Tyler Cowen talks brilliantly about the fallacy of “mood affiliation,” which usually involves feeling an urgent need to counter optimism or pessimism towards a certain topic. It overlaps with “confirmation bias” and “cherry-picking,” and I find myself committing this fallacy quite often. For instance, I think climate scientists have engaged in alarmist predictions that are already failing to come true, so I like to dismiss as exaggeration any evidence of negative things happening to the environment. When you suffer from mood affiliation, you are so opposed to an extreme viewpoint that you feel the need to argue against anything that even comes close to that viewpoint for the fear that it helps validate the extreme viewpoint, even though the truth may lie somewhere between.

One topic that attracts mood affiliation from all over the spectrum is the threat of violence from radicalized American Muslims. I certainly believe there are those who overplay this threat, from conservative Republican voters fretting about Sharia law and TV shows about Muslims, to neo-conservatives looking to justify war, to the federal government making excuses to creep onto our freedoms via the TSA and other civil liberty intrusions. They are the pessimists in this exercise. Osama bin Laden is dead, al Qaeda is weakened, and it’s been ten years since 9/11. What do we still have to be afraid of?

But while pessimists suffer from “mood affiliation” by only focusing on evidence that Muslims are violent (thereligionofpeace.com is definitely a pessimist), others overreact in the other direction by only focusing on evidence that Muslims are not a violent threat. They are the optimists, and quite predictably, these tend to be libertarians or progressives who are opposed to the pessimist neo-con ways.

Now I may just be misunderstanding Tyler’s ideas, but I think Tyler himself is sometimes an optimist on this topic; last year he linked to an article about the lack of Muslim terrorism in Europe, prompting a comment that “the otherwise good Cowen turns off his brain when it comes to courting PC approval in terms of his view of Muslims’ activities.” (The link no longer works, but the text can be found here.) Yesterday (and this is what sparked this whole post), Tyler retweeted a link to a NYT article titled “Radical U.S. Muslims Little Threat, Study Says“; the tweet highlighted this key quote: “Of about 14,000 murders in the United States last year, not a single one resulted from Islamic extremism.”

That’s a good point, but I think it’s a little disingenuous. Neo-conservatives don’t fear that radical Muslims will commit a homicide or two; the fear is that radical Muslims will commit a terrorist plot or two that could kill hundreds or thousands.

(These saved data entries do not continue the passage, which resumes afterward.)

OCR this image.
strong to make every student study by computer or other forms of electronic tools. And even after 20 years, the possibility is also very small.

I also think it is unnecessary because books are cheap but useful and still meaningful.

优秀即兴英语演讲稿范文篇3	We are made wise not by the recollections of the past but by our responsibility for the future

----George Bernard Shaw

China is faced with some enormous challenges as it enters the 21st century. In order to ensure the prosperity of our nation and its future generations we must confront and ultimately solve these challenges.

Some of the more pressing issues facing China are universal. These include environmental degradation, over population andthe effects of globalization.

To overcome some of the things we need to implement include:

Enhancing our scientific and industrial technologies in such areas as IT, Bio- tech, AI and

The NYT article also points out that, while trending healthily downward, “20 Muslim Americans were charged in violent plots or attacks in 2011.” The optimists think it’s great that there has been a “decline in cases since 2009,” the year of the infamous Fort Hood shooting, but the pessimists will just say the optimists downplayed Fort Hood back then, too, so of course they’re going to downplay last year’s twenty plots! As I wrote in December:

Remember last week’s tragic Hollywood shooting? The news says the motive is entirely unknown, but a witness claims the gunman yelled “Allahu Akbar.” The media fails to address the claim in any way, and suddenly you’ve got conservatives convinced that this is just the latest evidence – remember the Fort Hood shooting? – that the media is trying to hide the obvious fact that Islam is very dangerous.

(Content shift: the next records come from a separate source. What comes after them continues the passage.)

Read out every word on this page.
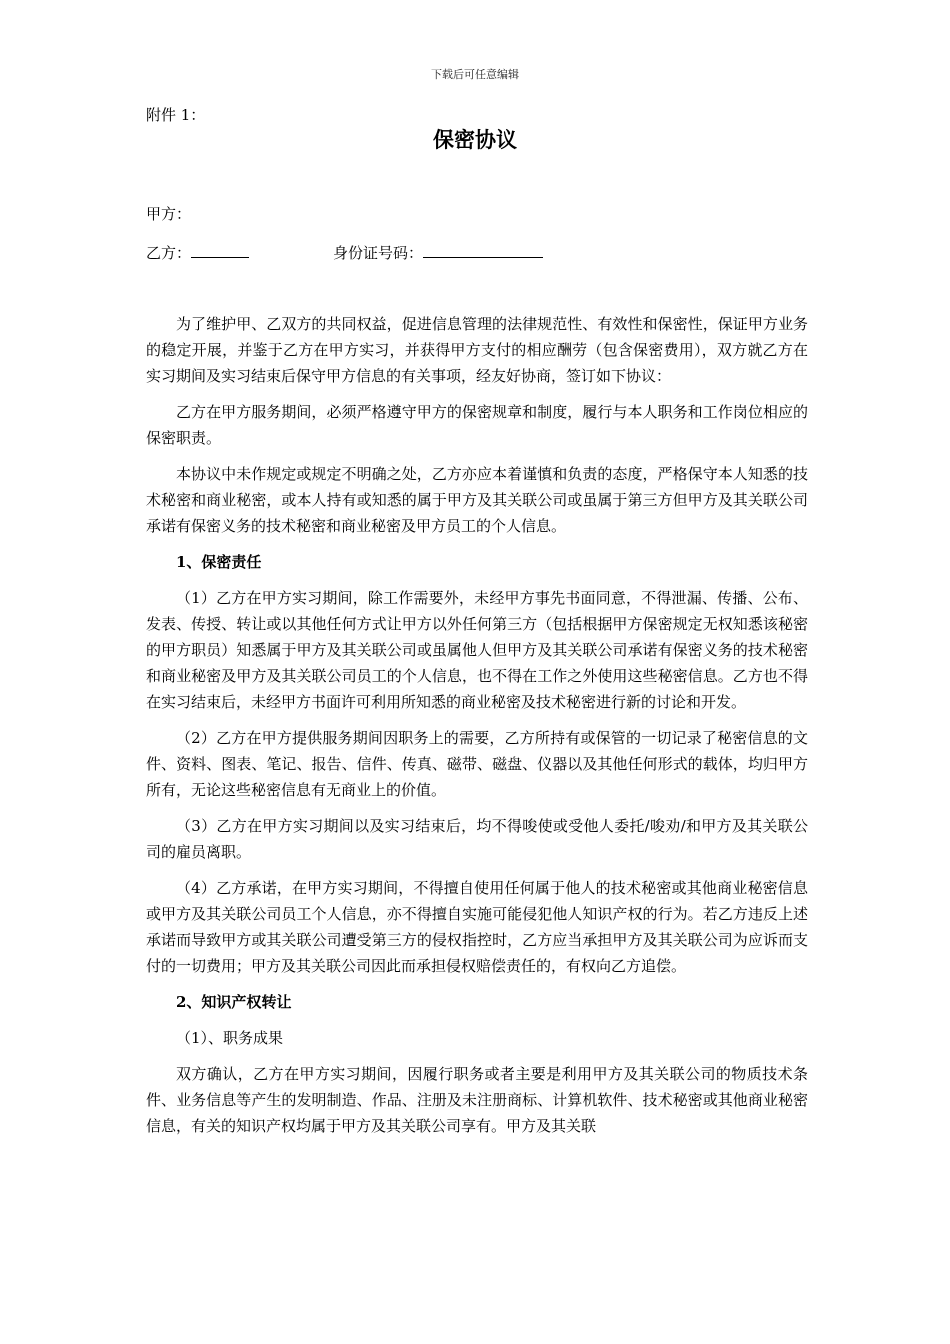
下载后可任意编辑
附件 1：
保密协议
甲方：
乙方：	身份证号码：

为了维护甲、乙双方的共同权益，促进信息管理的法律规范性、有效性和保密性，保证甲方业务的稳定开展，并鉴于乙方在甲方实习，并获得甲方支付的相应酬劳（包含保密费用），双方就乙方在实习期间及实习结束后保守甲方信息的有关事项，经友好协商，签订如下协议：

乙方在甲方服务期间，必须严格遵守甲方的保密规章和制度，履行与本人职务和工作岗位相应的保密职责。

本协议中未作规定或规定不明确之处，乙方亦应本着谨慎和负责的态度，严格保守本人知悉的技术秘密和商业秘密，或本人持有或知悉的属于甲方及其关联公司或虽属于第三方但甲方及其关联公司承诺有保密义务的技术秘密和商业秘密及甲方员工的个人信息。

1、保密责任

（1）乙方在甲方实习期间，除工作需要外，未经甲方事先书面同意，不得泄漏、传播、公布、发表、传授、转让或以其他任何方式让甲方以外任何第三方（包括根据甲方保密规定无权知悉该秘密的甲方职员）知悉属于甲方及其关联公司或虽属他人但甲方及其关联公司承诺有保密义务的技术秘密和商业秘密及甲方及其关联公司员工的个人信息，也不得在工作之外使用这些秘密信息。乙方也不得在实习结束后，未经甲方书面许可利用所知悉的商业秘密及技术秘密进行新的讨论和开发。

（2）乙方在甲方提供服务期间因职务上的需要，乙方所持有或保管的一切记录了秘密信息的文件、资料、图表、笔记、报告、信件、传真、磁带、磁盘、仪器以及其他任何形式的载体，均归甲方所有，无论这些秘密信息有无商业上的价值。

（3）乙方在甲方实习期间以及实习结束后，均不得唆使或受他人委托/唆劝/和甲方及其关联公司的雇员离职。

（4）乙方承诺，在甲方实习期间，不得擅自使用任何属于他人的技术秘密或其他商业秘密信息或甲方及其关联公司员工个人信息，亦不得擅自实施可能侵犯他人知识产权的行为。若乙方违反上述承诺而导致甲方或其关联公司遭受第三方的侵权指控时，乙方应当承担甲方及其关联公司为应诉而支付的一切费用；甲方及其关联公司因此而承担侵权赔偿责任的，有权向乙方追偿。

2、知识产权转让

（1）、职务成果

双方确认，乙方在甲方实习期间，因履行职务或者主要是利用甲方及其关联公司的物质技术条件、业务信息等产生的发明制造、作品、注册及未注册商标、计算机软件、技术秘密或其他商业秘密信息，有关的知识产权均属于甲方及其关联公司享有。甲方及其关联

In fact I won’t be surprised to see some pessimists using those Hollywood shooting rumors to “prove” that the New York Times is lying about the lack of Muslim murderers in 2011. When a poll last year claimed that 81% of American Muslims say “suicide bombing/other violence against civilians is [never] justified to defend Islam from its enemies,” the pessimists said, woah, what about the other 19%? Pessimists always think the optimists are trying to hide a real threat, which then opens the door to accusations of political correctness or liberal bias or conspiracy. Meanwhile, optimists always think the pessimists are trying to exaggerate a threat that doesn’t exist in the data, opening the door to accusations of ignorance, racism, and bigotry. (The exact same thing plays out with climate change, except that the optimist and pessimist players are often switched, and thus so are their accusations. Just replace “racism” and “bigotry” with “hypocrisy” and “Big Oil”.)

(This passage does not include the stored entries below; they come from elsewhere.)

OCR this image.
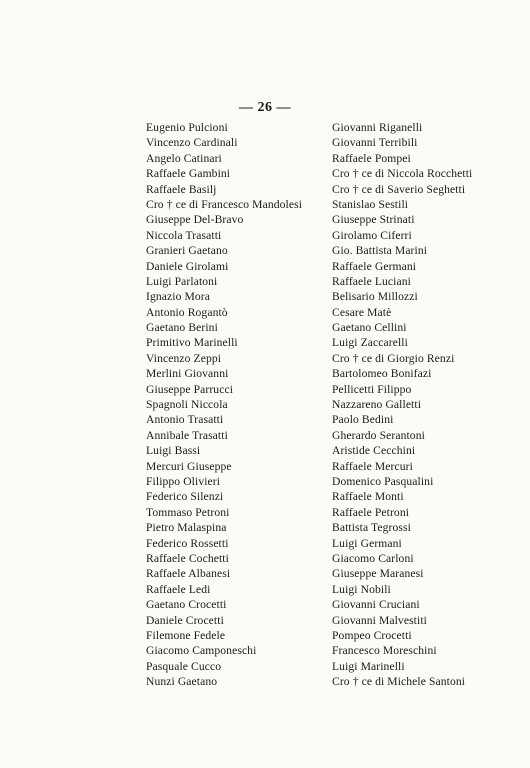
— 26 —
Eugenio Pulcioni
Vincenzo Cardinali
Angelo Catinari
Raffaele Gambini
Raffaele Basilj
Cro † ce di Francesco Mandolesi
Giuseppe Del-Bravo
Niccola Trasatti
Granieri Gaetano
Daniele Girolami
Luigi Parlatoni
Ignazio Mora
Antonio Rogantò
Gaetano Berini
Primitivo Marinelli
Vincenzo Zeppi
Merlini Giovanni
Giuseppe Parrucci
Spagnoli Niccola
Antonio Trasatti
Annibale Trasatti
Luigi Bassi
Mercuri Giuseppe
Filippo Olivieri
Federico Silenzi
Tommaso Petroni
Pietro Malaspina
Federico Rossetti
Raffaele Cochetti
Raffaele Albanesi
Raffaele Ledi
Gaetano Crocetti
Daniele Crocetti
Filemone Fedele
Giacomo Camponeschi
Pasquale Cucco
Nunzi Gaetano
Giovanni Riganelli
Giovanni Terribili
Raffaele Pompei
Cro † ce di Niccola Rocchetti
Cro † ce di Saverio Seghetti
Stanislao Sestili
Giuseppe Strinati
Girolamo Ciferri
Gio. Battista Marini
Raffaele Germani
Raffaele Luciani
Belisario Millozzi
Cesare Matè
Gaetano Cellini
Luigi Zaccarelli
Cro † ce di Giorgio Renzi
Bartolomeo Bonifazi
Pellicetti Filippo
Nazzareno Galletti
Paolo Bedini
Gherardo Serantoni
Aristide Cecchini
Raffaele Mercuri
Domenico Pasqualini
Raffaele Monti
Raffaele Petroni
Battista Tegrossi
Luigi Germani
Giacomo Carloni
Giuseppe Maranesi
Luigi Nobili
Giovanni Cruciani
Giovanni Malvestiti
Pompeo Crocetti
Francesco Moreschini
Luigi Marinelli
Cro † ce di Michele Santoni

I think it’s possible to believe that most American Muslims may actually be less violent than the rest of us while simultaneously believing that a very small percentage of them really do pose a threat to our way of life with their “violent plots.” I also think it’s possible to believe that these violent plots are a threat while simultaneously believing that they’re not enough of a threat to justify the war on our civil liberties. Is that too much to ask?